Wednesday, December 2, 2009

Apostasy Done Right: The case of David Bazan

I was pretty rough on apostates earlier, but I wouldn't want to give the impression that I think everyone who switches ideological sides needs to grow a beard, get false papers, and move to another country under an assumed identity. I put a lot of stock in team loyalty, but I also think it's possible to desert your former team with everyone's honor intact. And I think David Bazan has done it.

Bazan made it pretty big in the Christian rock world performing as the one-man band Pedro the Lion — he was the only Christian act I ever came across in my secular adolescence. The Pitchfork crowd liked him okay; the evangelical kids adored him. And he recently announced that he probably doesn't believe in God anymore. Moreover, he has serious concerns about where the evangelical movement has ended up: "The last 30 years of it have been hijacked; the boomer evangelicals, they were seduced in the most embarrassing and scandalous way into a social, political, and economical posture that is the antithesis of Jesus's teaching."
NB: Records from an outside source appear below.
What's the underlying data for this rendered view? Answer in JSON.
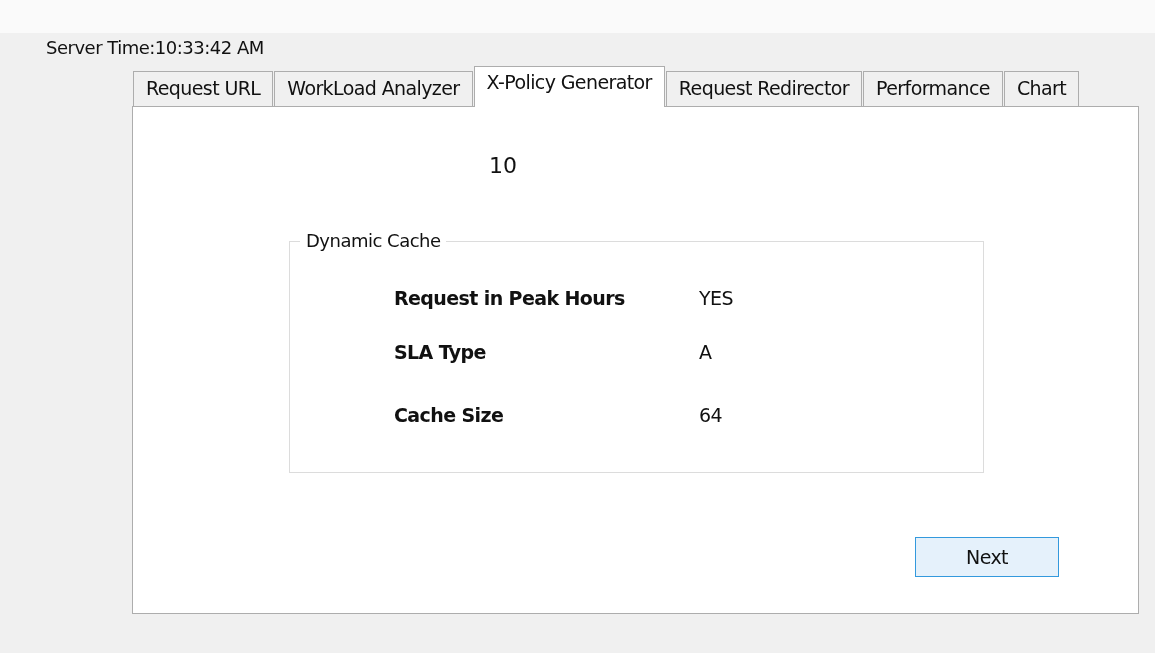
{
  "server_time": "Server Time:10:33:42 AM",
  "tabs": [
    {
      "label": "Request URL",
      "selected": false
    },
    {
      "label": "WorkLoad Analyzer",
      "selected": false
    },
    {
      "label": "X-Policy Generator",
      "selected": true
    },
    {
      "label": "Request Redirector",
      "selected": false
    },
    {
      "label": "Performance",
      "selected": false
    },
    {
      "label": "Chart",
      "selected": false
    }
  ],
  "counter": "10",
  "group": {
    "title": "Dynamic Cache",
    "rows": [
      {
        "label": "Request in Peak Hours",
        "value": "YES"
      },
      {
        "label": "SLA Type",
        "value": "A"
      },
      {
        "label": "Cache Size",
        "value": "64"
      }
    ]
  },
  "buttons": [
    {
      "label": "Next"
    }
  ]
}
He admits that his latest album, Curse Your Branches, is about his loss of faith — a break-up album to God. The opening images from "Lost My Shape" aren't as obvious as some on the other tracks, but I think they're his most interesting lyrics on the subject:
You used to feel like a smoker
Shivering in the cold
Waiting outside the bar
Till the opener's over,

But now you feel like a drinker
Twenty days off the sauce
Down at the liquor store
Trying to call your sponsor.
And yet, as this magazine piece lovingly describes, nobody has disavowed anybody. He still performs at the Cornerstone festival, he still admits to caring about what happens to American evangelicalism, and his fans keep praying for him. The piece describes one touching scene from a recent show:
After Bazan plays a cover of Leonard Cohen's "Hallelujah," reinstating the sacrilegious verses left out of the best-known versions, someone shouts, "How's your soul?" Bazan looks up from tuning his guitar and says, "My soul? Oh, it's fine." This elicits an "Amen, brother!" from the back of the tent.
The author of the magazine article asked Bazan outright how he threads the needle of being a doubter among the faithful without offending his former flock-mates:
[When talking to fans] Bazan doesn't usually get into the subtle barometric fluctuations in his relationship with Jesus, but that still leaves room for plenty of postshow theological talk. "This process feels necessary and natural for these people," he says. "They're in a precarious situation—maybe I am too. To maintain their particular posture, they have to figure out: Do they need to get distance from me, or is it just safe enough to listen to? I empathize as people are trying to gauge, 'Is this guy an atheist? Because I heard he was.'"
It's a "precarious situation," like he says, but it matters that both sides are trying. It also matters that Bazan couldn't run away from evangelicalism even if he tried, something I wish more apostates realized. If you were ever really part of something, it shaped you. If you were ever drawn to something, then at some level you always will be.